Bemdito

Os bandidos tímidos, a violência e as câmeras

Uma análise sobre o programa que instalou três mil câmeras corporais para gravar a ação policial em SP e pode ter levado à redução da letalidade
POR Alex Mourão

Os filmes de Quentin Tarantino são marcados por imagens de uma crueza bela, uma violência quase poética, composta por música e prosa. A violência se firma na tela, se mostra sem qualquer timidez. No estilo Tarantino de fazer cinema, os bandidos, e até mesmo os mocinhos, não são tímidos, pelo contrário, são despudorados.

Na vida real, parece que as coisas ficam diferentes. Ficaram todos tímidos da noite para o dia. Ao que parece, essa timidez tem uma causa: a instalação de câmeras nos uniformes policiais. Ou uma entre outras causas. Explico.

Ainda não é uma realidade em todas as forças policiais no país, mas está começando de forma bem interessante em São Paulo. No mês de junho, três mil câmeras corporais que gravam de forma ininterrupta foram instaladas nos uniformes de policiais de 18 unidades militares em São Paulo. Já no primeiro mês, foi registrada uma significativa queda da letalidade policial.

Se pensarmos que, de janeiro a maio de 2021, a média de mortes em ações policiais era em torno de 50 por mês e em junho caiu para 22 (em toda a PM do estado), temos um interessante dado a ser estudado. Mais interessante ainda, nas unidades policiais, onde as câmeras foram implantadas, não ocorreu morte em confrontos. Isso mesmo. Caiu na média geral da corporação e zerou nos batalhões com câmeras.

Os dados ficam mais curiosos ainda quando olhamos, por exemplo, o caso da Rondas Ostensivas Tobias de Aguiar (ROTA). O órgão é uma força chamada de elite da Polícia Militar de São Paulo, mas marcada pelos números de letalidade em suas ações.

Para se ter um exemplo, entre 2018 (51 óbitos) e 2019 (101 óbitos), o número de pessoas mortas em ações policiais, apenas da ROTA, cresceu quase 100%. No mesmo período, segundo dados da própria PM de São Paulo, tomando como base toda a corporação, a letalidade aumentou “apenas” 11,5%. Com a câmera corporal, em junho de 2021 o número de mortes em ações da ROTA foi zero. Sim, isso mesmo, zero.

O fato da ação ser filmada não reduziu o número de abordagens ou prisões, portanto, os policiais não estão atuando menos. Ainda é prematuro afirmar, mas há um indicativo de que estejam atuando melhor.

É bem verdade que a Polícia Militar de São Paulo já vem desde o segundo semestre de 2020 com uma forte campanha de redução da letalidade, mas também é verdade que a adoção das câmeras corporais tem se revelado um importante ponto que força a queda de mortes nas abordagens.

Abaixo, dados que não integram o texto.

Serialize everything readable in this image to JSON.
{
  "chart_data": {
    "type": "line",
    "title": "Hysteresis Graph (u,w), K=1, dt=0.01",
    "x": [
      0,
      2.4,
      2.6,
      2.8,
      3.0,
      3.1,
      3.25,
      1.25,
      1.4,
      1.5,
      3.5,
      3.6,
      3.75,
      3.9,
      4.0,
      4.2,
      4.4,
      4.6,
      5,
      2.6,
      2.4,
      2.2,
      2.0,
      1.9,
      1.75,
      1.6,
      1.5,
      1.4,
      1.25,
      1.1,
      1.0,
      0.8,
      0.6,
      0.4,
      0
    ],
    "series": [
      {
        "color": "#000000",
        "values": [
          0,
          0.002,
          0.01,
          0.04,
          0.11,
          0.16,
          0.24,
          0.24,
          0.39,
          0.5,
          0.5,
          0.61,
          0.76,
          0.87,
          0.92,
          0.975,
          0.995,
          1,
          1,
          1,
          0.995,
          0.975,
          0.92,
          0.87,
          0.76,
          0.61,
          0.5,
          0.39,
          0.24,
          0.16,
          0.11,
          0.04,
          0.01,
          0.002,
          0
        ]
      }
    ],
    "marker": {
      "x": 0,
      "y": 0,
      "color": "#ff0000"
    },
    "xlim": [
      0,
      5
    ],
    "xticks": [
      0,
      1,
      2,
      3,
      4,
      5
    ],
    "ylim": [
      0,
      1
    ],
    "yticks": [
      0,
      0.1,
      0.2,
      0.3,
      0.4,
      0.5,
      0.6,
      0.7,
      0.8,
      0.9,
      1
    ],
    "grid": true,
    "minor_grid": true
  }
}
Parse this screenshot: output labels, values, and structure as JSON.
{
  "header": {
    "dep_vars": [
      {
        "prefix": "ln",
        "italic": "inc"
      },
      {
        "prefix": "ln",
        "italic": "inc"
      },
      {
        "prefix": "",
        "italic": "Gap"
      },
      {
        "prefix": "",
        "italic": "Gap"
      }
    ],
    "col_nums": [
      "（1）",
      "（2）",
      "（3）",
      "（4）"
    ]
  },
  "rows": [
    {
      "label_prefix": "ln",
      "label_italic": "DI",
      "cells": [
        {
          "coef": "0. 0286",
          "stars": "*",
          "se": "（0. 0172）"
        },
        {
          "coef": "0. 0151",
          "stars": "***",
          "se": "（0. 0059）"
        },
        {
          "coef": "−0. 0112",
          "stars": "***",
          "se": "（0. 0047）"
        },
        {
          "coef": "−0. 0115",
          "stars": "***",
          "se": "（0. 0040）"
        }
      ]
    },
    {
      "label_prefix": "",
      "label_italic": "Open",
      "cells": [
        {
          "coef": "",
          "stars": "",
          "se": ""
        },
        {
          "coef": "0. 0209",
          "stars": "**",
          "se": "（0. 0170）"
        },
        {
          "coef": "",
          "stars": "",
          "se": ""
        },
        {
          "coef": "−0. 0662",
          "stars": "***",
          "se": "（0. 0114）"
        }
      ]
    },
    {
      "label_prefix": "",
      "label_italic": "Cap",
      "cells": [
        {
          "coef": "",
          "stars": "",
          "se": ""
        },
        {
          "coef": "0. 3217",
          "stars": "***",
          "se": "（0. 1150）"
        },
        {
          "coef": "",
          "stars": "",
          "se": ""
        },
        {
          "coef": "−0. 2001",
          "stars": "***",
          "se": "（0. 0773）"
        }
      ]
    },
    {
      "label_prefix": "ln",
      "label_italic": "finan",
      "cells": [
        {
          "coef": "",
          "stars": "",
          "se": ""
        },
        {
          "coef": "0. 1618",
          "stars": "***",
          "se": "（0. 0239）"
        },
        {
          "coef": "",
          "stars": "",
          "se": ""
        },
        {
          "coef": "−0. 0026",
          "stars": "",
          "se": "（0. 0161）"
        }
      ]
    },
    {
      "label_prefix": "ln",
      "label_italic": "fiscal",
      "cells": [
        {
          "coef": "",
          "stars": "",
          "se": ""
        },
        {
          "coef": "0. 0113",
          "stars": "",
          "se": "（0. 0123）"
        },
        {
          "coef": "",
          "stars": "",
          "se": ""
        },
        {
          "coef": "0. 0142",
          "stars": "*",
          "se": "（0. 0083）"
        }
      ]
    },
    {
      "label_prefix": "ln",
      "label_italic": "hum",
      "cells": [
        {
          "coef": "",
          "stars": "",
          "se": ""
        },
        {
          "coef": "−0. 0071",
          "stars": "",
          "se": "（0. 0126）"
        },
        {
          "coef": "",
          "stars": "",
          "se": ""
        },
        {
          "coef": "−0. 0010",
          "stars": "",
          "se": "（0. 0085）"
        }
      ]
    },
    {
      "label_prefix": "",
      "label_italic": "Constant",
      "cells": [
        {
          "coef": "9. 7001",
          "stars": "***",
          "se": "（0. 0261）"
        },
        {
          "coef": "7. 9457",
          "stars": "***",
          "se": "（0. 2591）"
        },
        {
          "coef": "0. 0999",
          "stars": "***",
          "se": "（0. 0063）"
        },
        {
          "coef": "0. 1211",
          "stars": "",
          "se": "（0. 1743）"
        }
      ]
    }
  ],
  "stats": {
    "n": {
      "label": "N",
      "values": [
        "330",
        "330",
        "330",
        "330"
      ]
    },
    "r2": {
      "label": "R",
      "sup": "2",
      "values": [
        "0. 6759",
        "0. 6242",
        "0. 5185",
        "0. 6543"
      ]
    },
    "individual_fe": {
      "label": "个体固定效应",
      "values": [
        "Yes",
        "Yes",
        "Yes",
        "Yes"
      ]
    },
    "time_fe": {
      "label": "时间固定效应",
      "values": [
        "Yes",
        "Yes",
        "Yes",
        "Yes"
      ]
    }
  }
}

Outra vantagem das câmeras é que permite a análise constante dos protocolos policiais de abordagem e atuação, de forma a melhorar a segurança da população e do próprio policial. Nesse ponto, a polícia tem uma grande oportunidade de rever técnicas e promover um melhoramento contínuo, dentro dos padrões democráticos de sua atuação.  

A novidade aqui nas câmeras é que elas gravam tudo, sem qualquer interrupção, não precisam de qualquer acionamento por parte do policial, e vêm com um sistema de GPS que permite localizar o policial e ação em tempo real. É um sistema transparente que pode produzir provas que irão eliminar de qualquer suspeita os bons policiais e, ao mesmo tempo, coibir a ação dos maus policiais.

Ainda é muito cedo para atribuir a queda de letalidade ao simples uso da câmera, mas não é cedo para já indicar que a transparência, principalmente em instituições policiais, pode dar bons resultados.

A fiscalização do trabalho policial, feita pela sociedade e pela própria polícia, não desmerece o trabalho dos profissionais sérios, pelo contrário, é valorizado. Vamos deixar a violência para a ficção e exigir que a polícia atue dentro dos protocolos e do estado democrático de direito. 

E aqui, por fim, ficam várias perguntas: Amarildo teria desaparecido se a PM do Rio usasse esse sistema na época? Tantos teriam morrido no Carandiru, no Jacarezinho (escrevemos aqui no Bemdito sobre o tema), em Paraisópolis e em tantas outras ações policiais?

Alex Mourão

Professor universitário, graduado em Filosofia e Direito, mestre e doutorando em políticas públicas.